Contrast this 'Iceland Goes Bankrupt' story from 2008 (www.businessweek.com/the_thread/economicsunbound/archives/2008/10/iceland_goes_ba.html) with this one where Iceland's bond issues were oversubsribed (www.bloomberg.com/news/2012-03-27/iceland-targets-wealth-funds-as-new-law-hits-bondholders.html).

Forget the advice of most economists and simply follow the money.

Bjartur i Sumarhus on 25 Jan 2013
In reply to Shani: Whilst I agree that Iceland have turned things around, the hit of nearly 15% devaluation and 20% inflation they took would not be something that the UK could endure particularly well.
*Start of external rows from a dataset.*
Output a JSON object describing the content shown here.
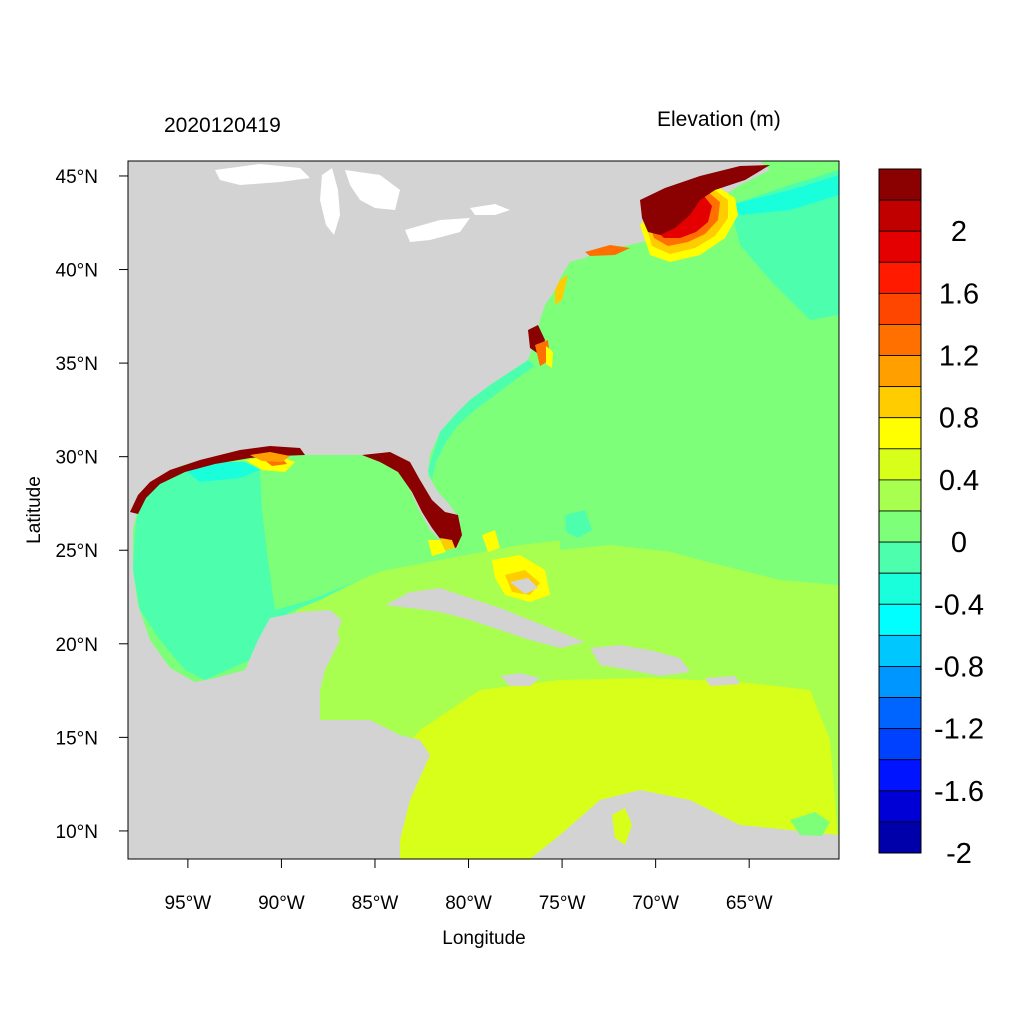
{
  "header": {
    "date_label": "2020120419",
    "variable_label": "Elevation (m)"
  },
  "axes": {
    "xlabel": "Longitude",
    "ylabel": "Latitude",
    "x_ticks": [
      "95°W",
      "90°W",
      "85°W",
      "80°W",
      "75°W",
      "70°W",
      "65°W"
    ],
    "x_tick_values": [
      -95,
      -90,
      -85,
      -80,
      -75,
      -70,
      -65
    ],
    "y_ticks": [
      "45°N",
      "40°N",
      "35°N",
      "30°N",
      "25°N",
      "20°N",
      "15°N",
      "10°N"
    ],
    "y_tick_values": [
      45,
      40,
      35,
      30,
      25,
      20,
      15,
      10
    ],
    "lon_range": [
      -98.2,
      -60.2
    ],
    "lat_range": [
      8.5,
      45.8
    ]
  },
  "colorbar": {
    "labels": [
      "2",
      "1.6",
      "1.2",
      "0.8",
      "0.4",
      "0",
      "-0.4",
      "-0.8",
      "-1.2",
      "-1.6",
      "-2"
    ],
    "levels_top_to_bottom": [
      2.2,
      2.0,
      1.8,
      1.6,
      1.4,
      1.2,
      1.0,
      0.8,
      0.6,
      0.4,
      0.2,
      0.0,
      -0.2,
      -0.4,
      -0.6,
      -0.8,
      -1.0,
      -1.2,
      -1.4,
      -1.6,
      -1.8,
      -2.0,
      -2.2
    ],
    "colors_top_to_bottom": [
      "#8b0000",
      "#c00000",
      "#e40000",
      "#ff1a00",
      "#ff4600",
      "#ff7000",
      "#ffa000",
      "#ffcc00",
      "#ffff00",
      "#d8ff1a",
      "#a8ff4f",
      "#7dff7a",
      "#4dffad",
      "#1affdb",
      "#00ffff",
      "#00c8ff",
      "#0096ff",
      "#0064ff",
      "#0040ff",
      "#0014ff",
      "#0000d6",
      "#0000aa"
    ]
  },
  "map_colors": {
    "land": "#d3d3d3",
    "lakes": "#ffffff",
    "open_ocean": "#7dff7a",
    "gulf_of_mexico": "#4dffad",
    "caribbean": "#a8ff4f",
    "southern_caribbean": "#d8ff1a",
    "surge_high": "#8b0000"
  }
}
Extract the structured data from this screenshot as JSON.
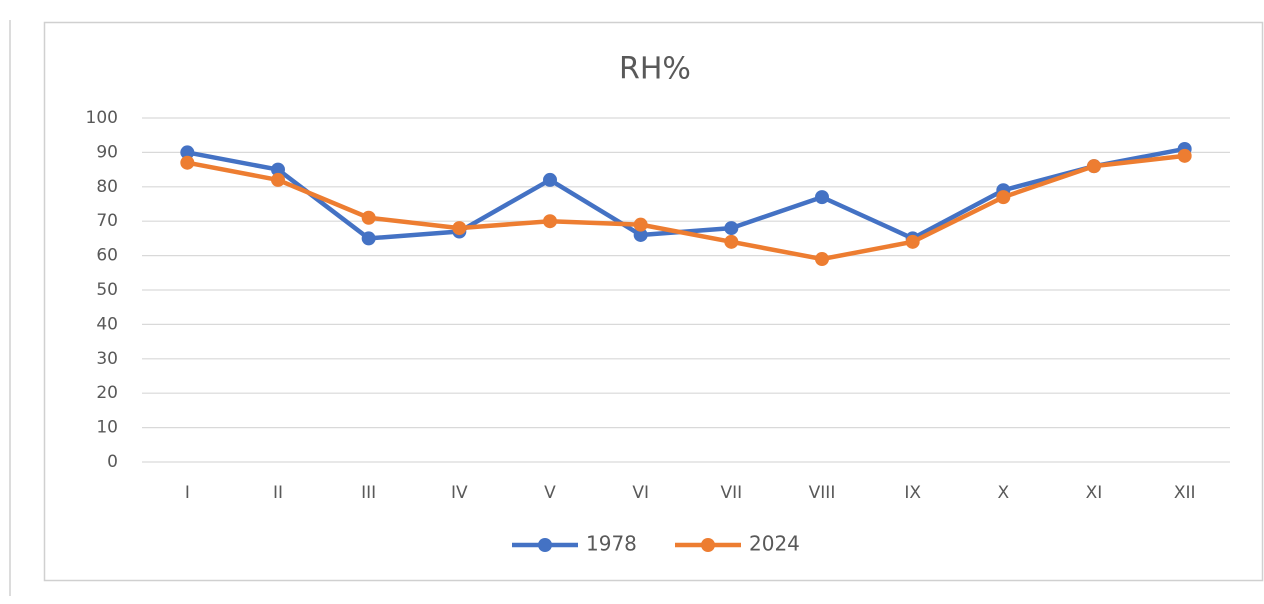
{
  "chart_data": {
    "type": "line",
    "title": "RH%",
    "categories": [
      "I",
      "II",
      "III",
      "IV",
      "V",
      "VI",
      "VII",
      "VIII",
      "IX",
      "X",
      "XI",
      "XII"
    ],
    "series": [
      {
        "name": "1978",
        "color": "#4472c4",
        "values": [
          90,
          85,
          65,
          67,
          82,
          66,
          68,
          77,
          65,
          79,
          86,
          91
        ]
      },
      {
        "name": "2024",
        "color": "#ed7d31",
        "values": [
          87,
          82,
          71,
          68,
          70,
          69,
          64,
          59,
          64,
          77,
          86,
          89
        ]
      }
    ],
    "ylim": [
      0,
      100
    ],
    "yticks": [
      0,
      10,
      20,
      30,
      40,
      50,
      60,
      70,
      80,
      90,
      100
    ],
    "grid": true,
    "legend": "bottom"
  }
}
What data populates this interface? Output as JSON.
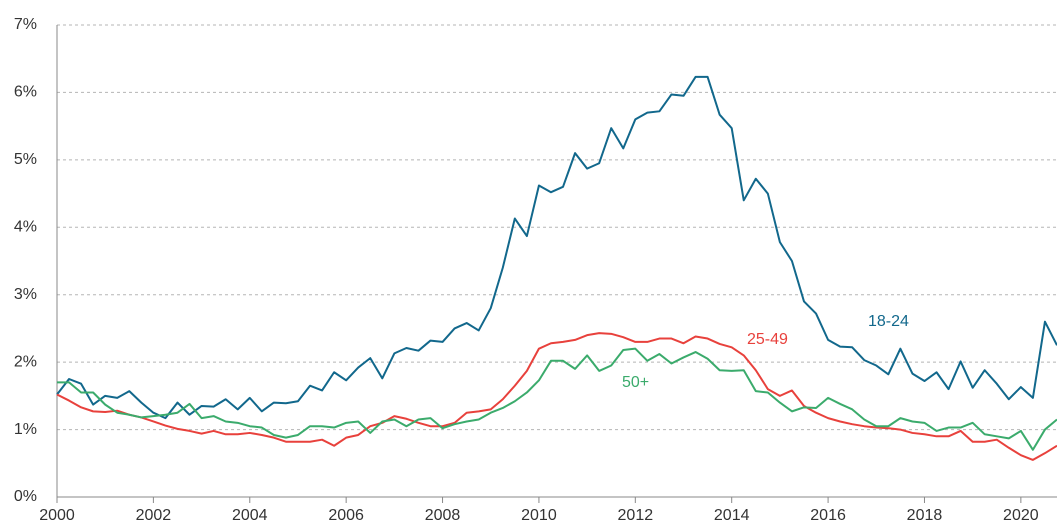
{
  "chart_data": {
    "type": "line",
    "x": [
      2000,
      2000.25,
      2000.5,
      2000.75,
      2001,
      2001.25,
      2001.5,
      2001.75,
      2002,
      2002.25,
      2002.5,
      2002.75,
      2003,
      2003.25,
      2003.5,
      2003.75,
      2004,
      2004.25,
      2004.5,
      2004.75,
      2005,
      2005.25,
      2005.5,
      2005.75,
      2006,
      2006.25,
      2006.5,
      2006.75,
      2007,
      2007.25,
      2007.5,
      2007.75,
      2008,
      2008.25,
      2008.5,
      2008.75,
      2009,
      2009.25,
      2009.5,
      2009.75,
      2010,
      2010.25,
      2010.5,
      2010.75,
      2011,
      2011.25,
      2011.5,
      2011.75,
      2012,
      2012.25,
      2012.5,
      2012.75,
      2013,
      2013.25,
      2013.5,
      2013.75,
      2014,
      2014.25,
      2014.5,
      2014.75,
      2015,
      2015.25,
      2015.5,
      2015.75,
      2016,
      2016.25,
      2016.5,
      2016.75,
      2017,
      2017.25,
      2017.5,
      2017.75,
      2018,
      2018.25,
      2018.5,
      2018.75,
      2019,
      2019.25,
      2019.5,
      2019.75,
      2020,
      2020.25,
      2020.5,
      2020.75
    ],
    "series": [
      {
        "name": "18-24",
        "color": "#12688c",
        "values": [
          1.52,
          1.75,
          1.68,
          1.37,
          1.5,
          1.47,
          1.57,
          1.4,
          1.25,
          1.17,
          1.4,
          1.22,
          1.35,
          1.34,
          1.45,
          1.3,
          1.47,
          1.27,
          1.4,
          1.39,
          1.42,
          1.65,
          1.58,
          1.85,
          1.73,
          1.92,
          2.06,
          1.76,
          2.13,
          2.21,
          2.17,
          2.32,
          2.3,
          2.5,
          2.58,
          2.47,
          2.8,
          3.4,
          4.13,
          3.87,
          4.62,
          4.52,
          4.6,
          5.1,
          4.87,
          4.95,
          5.47,
          5.17,
          5.6,
          5.7,
          5.72,
          5.97,
          5.95,
          6.23,
          6.23,
          5.67,
          5.47,
          4.4,
          4.72,
          4.5,
          3.78,
          3.5,
          2.9,
          2.72,
          2.33,
          2.23,
          2.22,
          2.03,
          1.95,
          1.82,
          2.2,
          1.83,
          1.72,
          1.85,
          1.6,
          2.01,
          1.62,
          1.88,
          1.68,
          1.45,
          1.63,
          1.47,
          2.6,
          2.25
        ]
      },
      {
        "name": "25-49",
        "color": "#e8413c",
        "values": [
          1.52,
          1.43,
          1.33,
          1.27,
          1.26,
          1.28,
          1.22,
          1.18,
          1.12,
          1.06,
          1.01,
          0.98,
          0.94,
          0.98,
          0.93,
          0.93,
          0.95,
          0.92,
          0.88,
          0.82,
          0.82,
          0.82,
          0.85,
          0.76,
          0.88,
          0.92,
          1.05,
          1.1,
          1.2,
          1.16,
          1.1,
          1.05,
          1.05,
          1.1,
          1.25,
          1.27,
          1.3,
          1.45,
          1.65,
          1.87,
          2.2,
          2.28,
          2.3,
          2.33,
          2.4,
          2.43,
          2.42,
          2.37,
          2.3,
          2.3,
          2.35,
          2.35,
          2.28,
          2.38,
          2.35,
          2.27,
          2.22,
          2.1,
          1.88,
          1.6,
          1.5,
          1.58,
          1.35,
          1.25,
          1.17,
          1.12,
          1.08,
          1.05,
          1.03,
          1.02,
          1.0,
          0.95,
          0.93,
          0.9,
          0.9,
          0.98,
          0.82,
          0.82,
          0.85,
          0.73,
          0.62,
          0.55,
          0.65,
          0.76
        ]
      },
      {
        "name": "50+",
        "color": "#3bab6c",
        "values": [
          1.7,
          1.7,
          1.55,
          1.55,
          1.37,
          1.25,
          1.22,
          1.18,
          1.2,
          1.22,
          1.25,
          1.38,
          1.17,
          1.2,
          1.12,
          1.1,
          1.05,
          1.03,
          0.92,
          0.88,
          0.92,
          1.05,
          1.05,
          1.03,
          1.1,
          1.12,
          0.95,
          1.12,
          1.15,
          1.05,
          1.15,
          1.17,
          1.02,
          1.08,
          1.12,
          1.15,
          1.25,
          1.32,
          1.42,
          1.55,
          1.73,
          2.02,
          2.02,
          1.9,
          2.1,
          1.87,
          1.95,
          2.18,
          2.2,
          2.02,
          2.12,
          1.98,
          2.07,
          2.15,
          2.05,
          1.88,
          1.87,
          1.88,
          1.57,
          1.55,
          1.4,
          1.27,
          1.33,
          1.32,
          1.47,
          1.38,
          1.3,
          1.15,
          1.05,
          1.05,
          1.17,
          1.12,
          1.1,
          0.98,
          1.03,
          1.03,
          1.1,
          0.93,
          0.9,
          0.87,
          0.98,
          0.7,
          1.0,
          1.15
        ]
      }
    ],
    "xlim": [
      2000,
      2020.75
    ],
    "xticks": [
      2000,
      2002,
      2004,
      2006,
      2008,
      2010,
      2012,
      2014,
      2016,
      2018,
      2020
    ],
    "ylim": [
      0,
      7
    ],
    "yticks": [
      {
        "value": 0,
        "label": "0%"
      },
      {
        "value": 1,
        "label": "1%"
      },
      {
        "value": 2,
        "label": "2%"
      },
      {
        "value": 3,
        "label": "3%"
      },
      {
        "value": 4,
        "label": "4%"
      },
      {
        "value": 5,
        "label": "5%"
      },
      {
        "value": 6,
        "label": "6%"
      },
      {
        "value": 7,
        "label": "7%"
      }
    ],
    "grid": true
  }
}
Having said that. This will happen to us and is happening right now. Just at a much slower pace, probably taking the next 15 years to play out.
Shani - on 25 Jan 2013
In reply to Game of Conkers:
> (In reply to Shani) Whilst I agree that Iceland have turned things around, the hit of nearly 15% devaluation and 20% inflation they took would not be something that the UK could endure particularly well.
>
> Having said that. This will happen to us and is happening right now. Just at a much slower pace, probably taking the next 15 years to play out.

Maybe but I am not sure if anyone really knows. There is re-trenching of the economy going on in the UK which will obviously precipitate some kind of pain, but there are firm signs of growth in manufacturing (cars production in particular), aerospace industries, creative media and so forth.

This is all against a back drop of global re-trenching which confound robust, long-term forecast.

Ed Balls really is an arrogant fool. On statistically insignificant data he makes such firm proclamations. World economics are way to subtle in their integration and dynamic in their ebb and flow for him to state a 'cure' for our ills. Whilst Osborne does seem to be missing some tricks, focus on the debt is paramount, but not the be-all and end-all.
neilh - on 25 Jan 2013
In reply to Shani:
Iceland is a tiny economy and hardly has a bearing on the grand scheme of things -its hardly got a major population--- no disrespect to anybody from Iceland.

Follow the money - invest in equities?
ads.ukclimbing.com
Shani - on 25 Jan 2013
In reply to neilh:
> (In reply to Shani)
> Iceland is a tiny economy and hardly has a bearing on the grand scheme of things -its hardly got a major population--- no disrespect to anybody from Iceland.
>
> Follow the money - invest in equities?

The small population is largely irelevant - it is the size of the debt that is important.

We should have jailed the bankers and bailed the tax payers as this would have eased liquidity and kept the real economy moving rather than locking it up in the banking system. But no, as it stands we are still picking up the bill for the bankers whilst the finance industry migrates surreptitiously eastward (it will go where it can make a profit regardless of ethical and moral considerations).

By 'Follow the money) I mean to say that markets don't care about your past, they care about making money NOW and 'going forward'.

Economic policies need to be analyzed in terms of the incentives they create, rather than the hopes that inspired them.